Wedderburn proved that any finite division algebra is a field. I saw a beautiful proof which uses class equation and some basic analysis in the book Proofs from the Book. However, I want to know whether we can prove the same result by using the cohomological argument and the Brauer group.
By using Hilbert's theorem 90 and the Herbrand quotient, we can show that $H^{2}(\mathrm{Gal}(l/k), l^{\times})=0$ for any finite extension of finite fields $l/k$. (In fact, $H^{r}=0$ in this case.) Since $\mathrm{Br}(l/k)\simeq H^{2}(\mathrm{Gal}(l/k), l^{\times})$, we have $\mathrm{Br}(l/k)=0$ for all $l/k$ and so $\mathrm{Br}(k)=0$ for all finite field $k$. I think this should prove the Wedderburn's theorem, but I don't know how to proceed from here. Could you fill the gaps? Thanks in advance.

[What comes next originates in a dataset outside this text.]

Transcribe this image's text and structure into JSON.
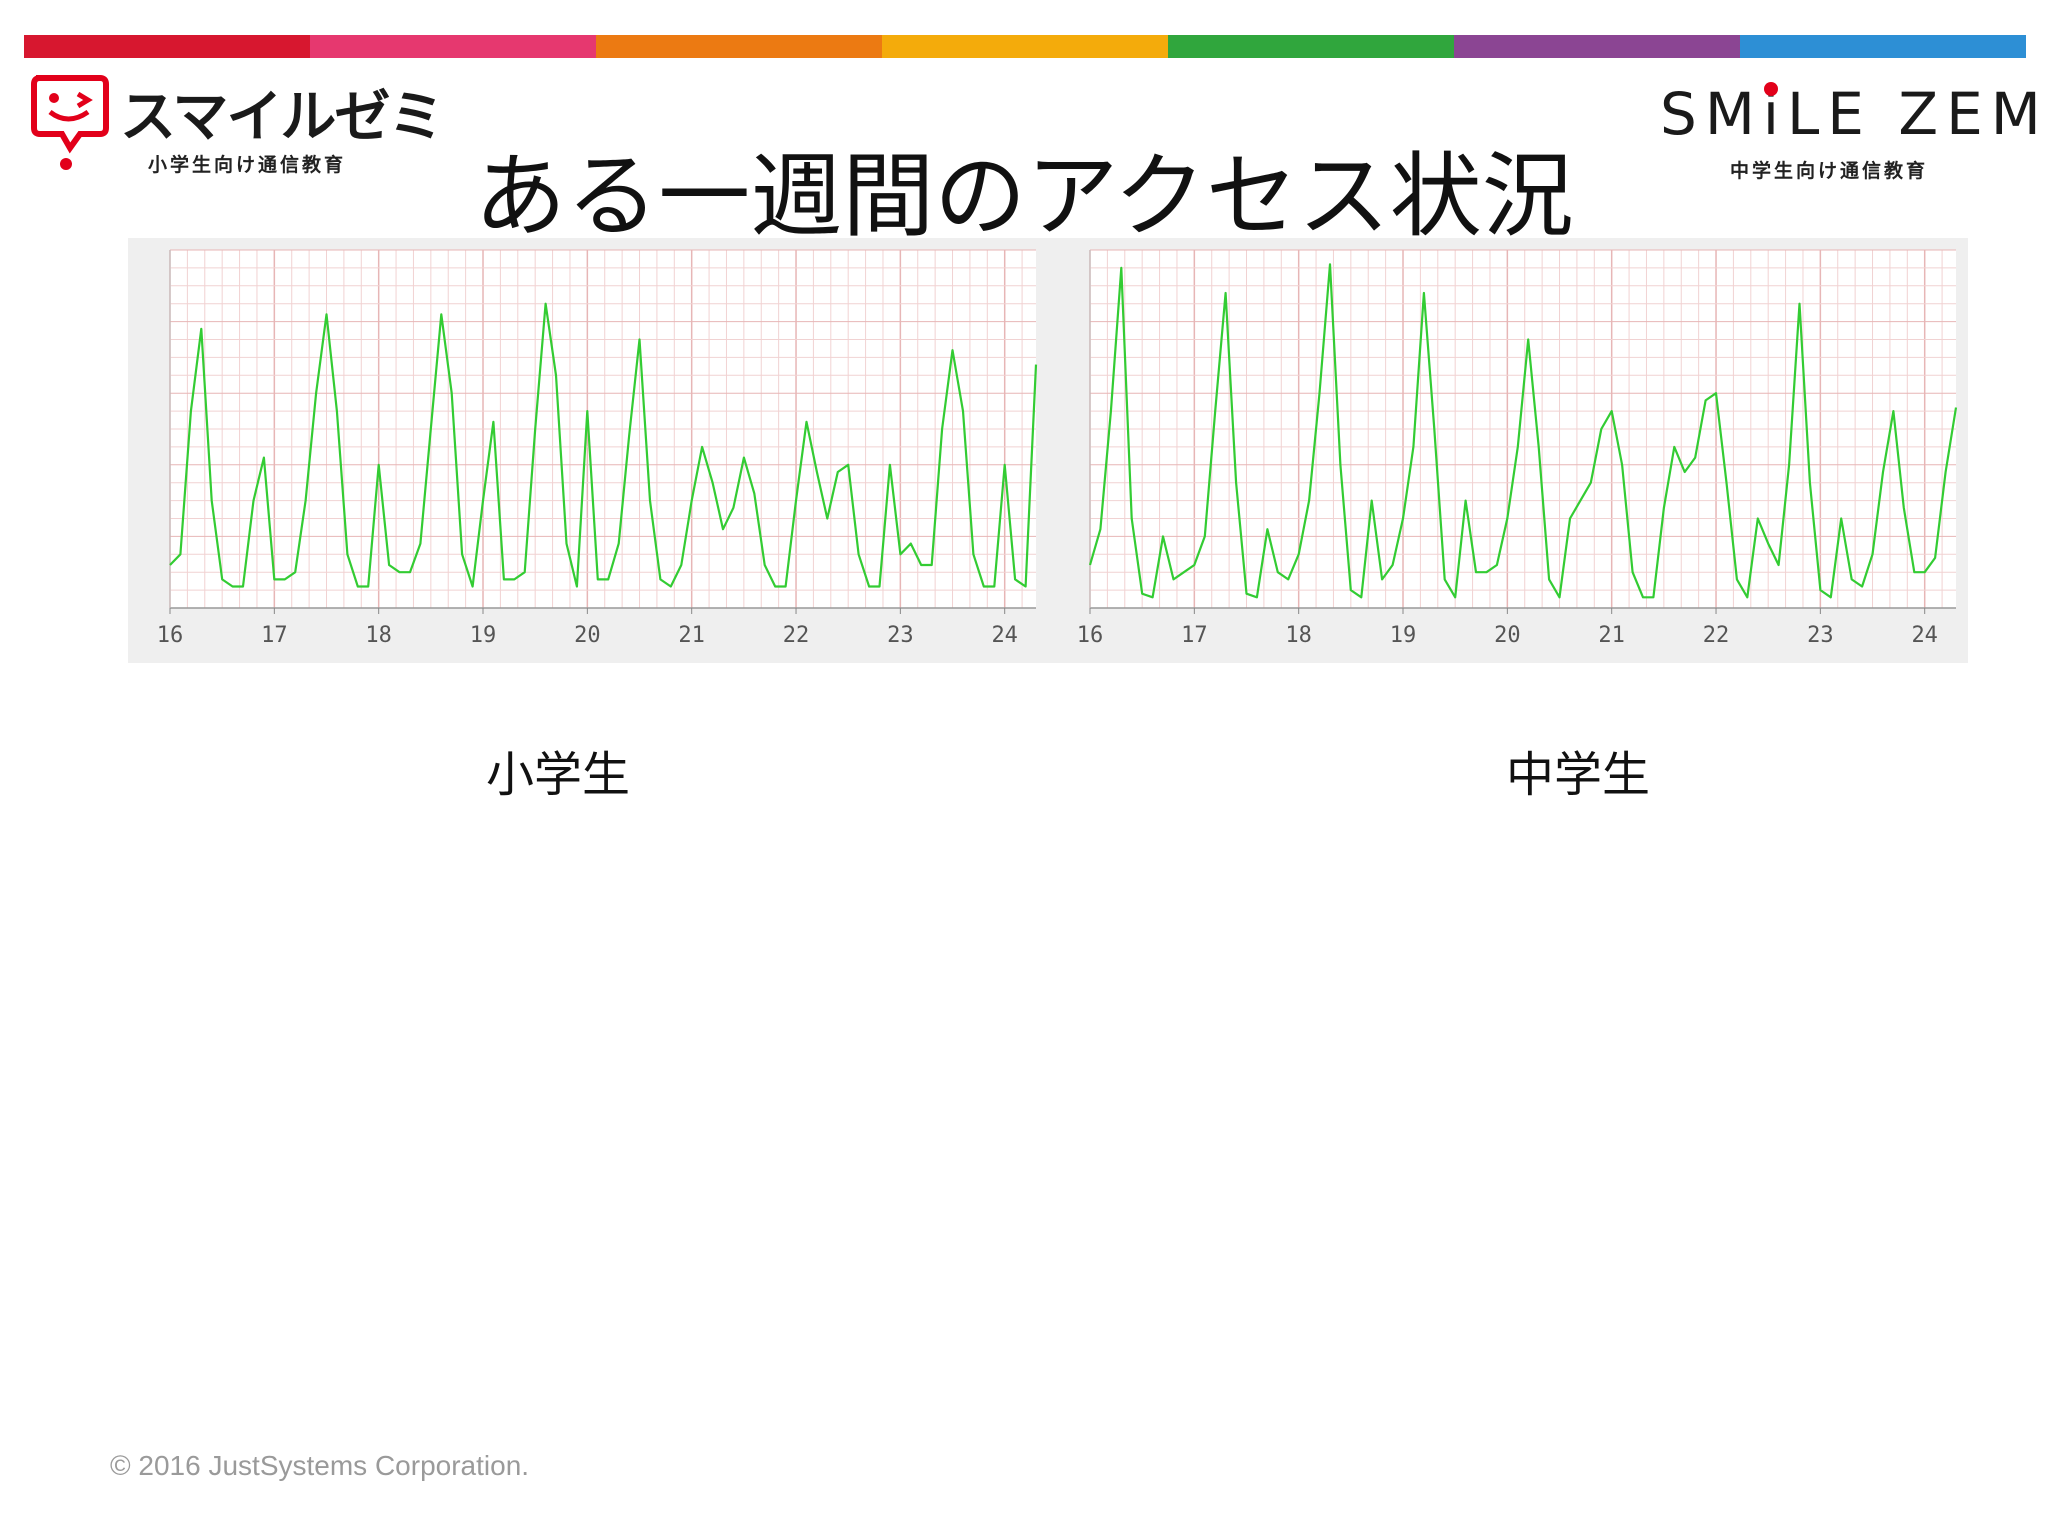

I think awllower's arguement can be modified in this way:
Let $D$ be a finite division algebra over $k$ and let $l$ be its center. Then $D$ is a central simple algebra over $l$, so we can consider $[D]\in \mathrm{Br}(l)=0$. This implies $D$ splits over $l$, i.e. $D\simeq M_{n}(l)$ for some $n$. Since $M_{n}(l)$ can't be a division algebra for $n\geq 2$ (we can find explicit zero divisors easily), so $D\simeq M_{1}(l)\simeq l$.